"Fast" way to calculate $\int_{-1}^1\dfrac{x}{x^6+\mathrm{i}} dx$ by hand?

Question

Is there a faster way to calculate

$\int_{-1}^1\dfrac{x}{x^6+\mathrm{i}} dx$

than here:

https://www.integral-calculator.com/#expr=x%2F%28x%5E6%2Bi%29&lbound=-1&ubound=1

Answer 1

Since the integrand is an odd function, i.e. $f(-x)=-f(x)$ between oposing limits, we know that the integral is zero. Proof:

$$I=\int_{-a}^a f(x)\,\textrm{d}x = \int_{-a}^0f(x)\,\textrm{d}x+\int_{0}^af(x)\,\textrm{d}x$$

Now say for the first integral $x=-z$, hence $\textrm{d}x=-\textrm{d}z$, thus

$$I=\int_{a}^0f(z)\,\textrm{d}z+\int_{0}^af(x)\,\textrm{d}x=-\int_{0}^af(z)\,\textrm{d}z+\int_{0}^af(x)\,\textrm{d}x=0$$

Answer 2

The solution is suggested in comments. Summarizing:

The function is continuous on $[-1,1]$, hence integrable. We choose a uniform division of $[0,1]$ (and symmetrically $[-1,0]$) and values in the right (symmetrically: left on $[-1,0]$) ends.
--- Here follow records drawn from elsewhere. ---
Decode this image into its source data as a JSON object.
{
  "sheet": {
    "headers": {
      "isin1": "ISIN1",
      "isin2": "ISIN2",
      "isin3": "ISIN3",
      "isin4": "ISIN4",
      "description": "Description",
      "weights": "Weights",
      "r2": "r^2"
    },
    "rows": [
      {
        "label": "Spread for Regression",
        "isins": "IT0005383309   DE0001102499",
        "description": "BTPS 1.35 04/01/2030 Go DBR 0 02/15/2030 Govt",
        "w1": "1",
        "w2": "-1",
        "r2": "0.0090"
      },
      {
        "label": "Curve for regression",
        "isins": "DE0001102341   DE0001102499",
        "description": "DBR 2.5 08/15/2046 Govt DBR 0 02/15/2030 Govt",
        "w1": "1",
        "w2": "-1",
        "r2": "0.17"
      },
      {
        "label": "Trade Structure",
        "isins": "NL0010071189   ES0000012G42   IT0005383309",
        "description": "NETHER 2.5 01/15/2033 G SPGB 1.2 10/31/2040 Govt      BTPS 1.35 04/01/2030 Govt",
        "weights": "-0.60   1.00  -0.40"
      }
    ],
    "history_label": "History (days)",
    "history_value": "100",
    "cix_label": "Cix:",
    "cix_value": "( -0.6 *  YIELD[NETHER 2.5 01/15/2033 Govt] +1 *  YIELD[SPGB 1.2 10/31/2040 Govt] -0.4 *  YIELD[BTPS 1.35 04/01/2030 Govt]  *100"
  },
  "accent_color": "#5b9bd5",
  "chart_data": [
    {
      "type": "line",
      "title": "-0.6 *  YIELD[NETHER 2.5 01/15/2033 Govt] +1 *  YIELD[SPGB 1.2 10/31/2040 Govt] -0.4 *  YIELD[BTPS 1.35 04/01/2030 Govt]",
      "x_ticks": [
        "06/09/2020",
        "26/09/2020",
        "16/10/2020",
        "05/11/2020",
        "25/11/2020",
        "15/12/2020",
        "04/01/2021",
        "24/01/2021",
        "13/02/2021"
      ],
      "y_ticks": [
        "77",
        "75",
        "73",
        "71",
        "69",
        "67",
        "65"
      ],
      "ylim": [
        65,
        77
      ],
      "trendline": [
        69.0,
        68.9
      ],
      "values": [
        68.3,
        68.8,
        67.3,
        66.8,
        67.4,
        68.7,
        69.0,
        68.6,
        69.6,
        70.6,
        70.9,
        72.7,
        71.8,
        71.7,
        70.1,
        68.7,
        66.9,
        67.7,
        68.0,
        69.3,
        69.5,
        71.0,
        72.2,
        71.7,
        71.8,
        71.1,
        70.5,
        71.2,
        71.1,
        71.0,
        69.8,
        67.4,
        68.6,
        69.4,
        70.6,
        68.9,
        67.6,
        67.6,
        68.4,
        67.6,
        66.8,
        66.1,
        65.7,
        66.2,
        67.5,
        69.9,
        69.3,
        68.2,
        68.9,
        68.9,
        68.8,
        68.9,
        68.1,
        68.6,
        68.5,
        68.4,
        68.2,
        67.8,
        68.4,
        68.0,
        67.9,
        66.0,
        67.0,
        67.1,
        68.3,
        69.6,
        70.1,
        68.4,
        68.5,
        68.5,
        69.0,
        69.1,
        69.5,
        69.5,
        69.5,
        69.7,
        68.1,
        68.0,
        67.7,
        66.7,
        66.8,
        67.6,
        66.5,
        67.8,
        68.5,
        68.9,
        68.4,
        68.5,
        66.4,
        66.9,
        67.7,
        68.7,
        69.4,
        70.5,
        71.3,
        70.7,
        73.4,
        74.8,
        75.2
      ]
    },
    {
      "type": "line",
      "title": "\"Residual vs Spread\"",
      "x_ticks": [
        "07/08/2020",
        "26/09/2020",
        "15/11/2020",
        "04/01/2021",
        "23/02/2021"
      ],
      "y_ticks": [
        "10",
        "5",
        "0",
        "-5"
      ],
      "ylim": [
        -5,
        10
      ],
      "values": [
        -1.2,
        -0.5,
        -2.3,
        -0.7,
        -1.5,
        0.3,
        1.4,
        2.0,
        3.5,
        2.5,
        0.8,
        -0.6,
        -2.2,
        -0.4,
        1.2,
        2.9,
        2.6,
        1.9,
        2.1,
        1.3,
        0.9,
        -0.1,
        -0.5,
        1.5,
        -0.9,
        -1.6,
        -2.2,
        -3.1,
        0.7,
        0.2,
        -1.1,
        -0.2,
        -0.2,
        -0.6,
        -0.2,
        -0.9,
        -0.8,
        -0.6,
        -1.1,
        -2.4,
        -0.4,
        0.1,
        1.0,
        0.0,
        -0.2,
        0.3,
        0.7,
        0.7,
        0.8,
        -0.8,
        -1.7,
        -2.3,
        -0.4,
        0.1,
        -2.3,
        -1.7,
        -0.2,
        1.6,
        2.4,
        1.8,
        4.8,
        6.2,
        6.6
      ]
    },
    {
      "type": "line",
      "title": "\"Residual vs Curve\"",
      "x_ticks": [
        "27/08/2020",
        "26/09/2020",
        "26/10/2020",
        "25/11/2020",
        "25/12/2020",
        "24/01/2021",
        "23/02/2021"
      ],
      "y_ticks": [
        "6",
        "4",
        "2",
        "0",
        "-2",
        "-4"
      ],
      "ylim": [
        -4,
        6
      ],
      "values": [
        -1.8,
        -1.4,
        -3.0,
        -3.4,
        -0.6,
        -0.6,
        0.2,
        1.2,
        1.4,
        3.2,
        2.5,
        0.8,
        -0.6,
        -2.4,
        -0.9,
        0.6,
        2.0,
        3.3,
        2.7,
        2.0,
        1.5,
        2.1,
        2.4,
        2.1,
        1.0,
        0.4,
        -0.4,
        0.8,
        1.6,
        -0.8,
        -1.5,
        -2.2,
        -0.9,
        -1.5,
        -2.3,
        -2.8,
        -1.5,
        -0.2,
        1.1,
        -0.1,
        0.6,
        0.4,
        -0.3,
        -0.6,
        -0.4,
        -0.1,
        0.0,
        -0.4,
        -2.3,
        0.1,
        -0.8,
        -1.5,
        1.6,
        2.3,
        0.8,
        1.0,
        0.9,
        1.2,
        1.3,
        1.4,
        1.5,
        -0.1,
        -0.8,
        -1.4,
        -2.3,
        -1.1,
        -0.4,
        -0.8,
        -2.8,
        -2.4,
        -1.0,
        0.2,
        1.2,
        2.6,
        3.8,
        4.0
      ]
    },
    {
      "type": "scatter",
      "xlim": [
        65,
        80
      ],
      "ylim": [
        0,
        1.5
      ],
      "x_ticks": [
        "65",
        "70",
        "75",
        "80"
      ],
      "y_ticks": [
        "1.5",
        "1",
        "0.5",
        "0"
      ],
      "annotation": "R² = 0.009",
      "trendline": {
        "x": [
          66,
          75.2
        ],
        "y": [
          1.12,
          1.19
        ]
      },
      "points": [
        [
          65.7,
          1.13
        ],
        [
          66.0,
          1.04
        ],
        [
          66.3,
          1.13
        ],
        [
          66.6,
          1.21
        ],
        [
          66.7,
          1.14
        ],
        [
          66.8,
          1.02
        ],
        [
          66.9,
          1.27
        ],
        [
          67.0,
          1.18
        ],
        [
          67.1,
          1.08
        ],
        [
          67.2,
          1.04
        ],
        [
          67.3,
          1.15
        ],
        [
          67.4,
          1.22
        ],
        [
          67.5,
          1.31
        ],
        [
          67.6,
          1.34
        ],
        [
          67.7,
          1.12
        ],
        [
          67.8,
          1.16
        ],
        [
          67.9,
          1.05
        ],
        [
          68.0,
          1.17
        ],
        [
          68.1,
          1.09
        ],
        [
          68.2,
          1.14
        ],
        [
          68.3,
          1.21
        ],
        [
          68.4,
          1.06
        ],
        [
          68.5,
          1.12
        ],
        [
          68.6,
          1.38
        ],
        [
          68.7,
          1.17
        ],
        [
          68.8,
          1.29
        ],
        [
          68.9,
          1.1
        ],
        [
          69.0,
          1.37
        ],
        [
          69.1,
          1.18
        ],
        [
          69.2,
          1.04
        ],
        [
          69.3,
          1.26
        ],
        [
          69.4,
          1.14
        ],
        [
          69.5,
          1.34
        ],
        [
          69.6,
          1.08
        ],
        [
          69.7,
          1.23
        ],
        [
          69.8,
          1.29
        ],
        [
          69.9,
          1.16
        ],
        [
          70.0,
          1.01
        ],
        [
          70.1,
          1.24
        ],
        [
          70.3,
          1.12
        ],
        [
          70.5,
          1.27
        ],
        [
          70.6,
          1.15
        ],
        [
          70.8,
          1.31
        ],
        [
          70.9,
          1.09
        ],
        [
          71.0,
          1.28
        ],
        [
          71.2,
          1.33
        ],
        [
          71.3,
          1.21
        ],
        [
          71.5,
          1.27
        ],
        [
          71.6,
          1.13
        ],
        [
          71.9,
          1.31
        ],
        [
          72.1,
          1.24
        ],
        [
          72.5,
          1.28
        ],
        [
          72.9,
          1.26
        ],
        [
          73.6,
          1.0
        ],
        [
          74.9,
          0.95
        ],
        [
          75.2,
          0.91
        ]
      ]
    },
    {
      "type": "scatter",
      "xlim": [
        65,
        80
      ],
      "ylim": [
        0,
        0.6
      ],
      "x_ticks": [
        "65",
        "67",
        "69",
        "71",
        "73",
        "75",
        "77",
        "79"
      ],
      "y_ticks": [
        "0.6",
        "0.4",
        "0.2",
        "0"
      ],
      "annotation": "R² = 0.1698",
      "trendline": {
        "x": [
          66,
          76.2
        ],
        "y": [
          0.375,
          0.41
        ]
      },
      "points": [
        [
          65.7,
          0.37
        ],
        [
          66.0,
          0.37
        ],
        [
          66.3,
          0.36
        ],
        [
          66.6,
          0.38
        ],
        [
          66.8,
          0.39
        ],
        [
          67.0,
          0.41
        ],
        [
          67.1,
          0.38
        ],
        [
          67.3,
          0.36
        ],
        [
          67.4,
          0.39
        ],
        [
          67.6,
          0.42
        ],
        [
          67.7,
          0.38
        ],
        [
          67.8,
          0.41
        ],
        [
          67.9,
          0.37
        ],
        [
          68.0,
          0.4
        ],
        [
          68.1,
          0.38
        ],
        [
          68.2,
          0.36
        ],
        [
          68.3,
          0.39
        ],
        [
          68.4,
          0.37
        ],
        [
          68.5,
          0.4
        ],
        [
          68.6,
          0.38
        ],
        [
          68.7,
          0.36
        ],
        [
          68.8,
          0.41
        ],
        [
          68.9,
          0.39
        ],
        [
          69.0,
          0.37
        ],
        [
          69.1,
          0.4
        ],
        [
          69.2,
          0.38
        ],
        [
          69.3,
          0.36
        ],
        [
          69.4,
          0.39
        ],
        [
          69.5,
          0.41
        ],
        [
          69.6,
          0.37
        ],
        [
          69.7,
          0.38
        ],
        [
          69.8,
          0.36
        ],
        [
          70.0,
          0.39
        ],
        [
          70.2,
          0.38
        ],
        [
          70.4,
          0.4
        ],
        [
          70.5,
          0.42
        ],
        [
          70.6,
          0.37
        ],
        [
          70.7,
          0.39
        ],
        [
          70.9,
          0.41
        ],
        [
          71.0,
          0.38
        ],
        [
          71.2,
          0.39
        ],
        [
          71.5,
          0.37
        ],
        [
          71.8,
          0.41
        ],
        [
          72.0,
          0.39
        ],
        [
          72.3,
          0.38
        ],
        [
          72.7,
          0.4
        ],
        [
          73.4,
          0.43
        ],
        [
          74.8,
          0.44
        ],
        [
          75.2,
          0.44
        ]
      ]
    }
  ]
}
Every such a sum is equal to zero, hence the integral is equal to zero.

All is done in mind, so it seems to be the quickest method.

Answer 3

$$\frac x{x^6+i}=\frac{x(x^6-i)}{x^{12}+1}$$ and both the real and imaginary parts are odd functions, hence $0$.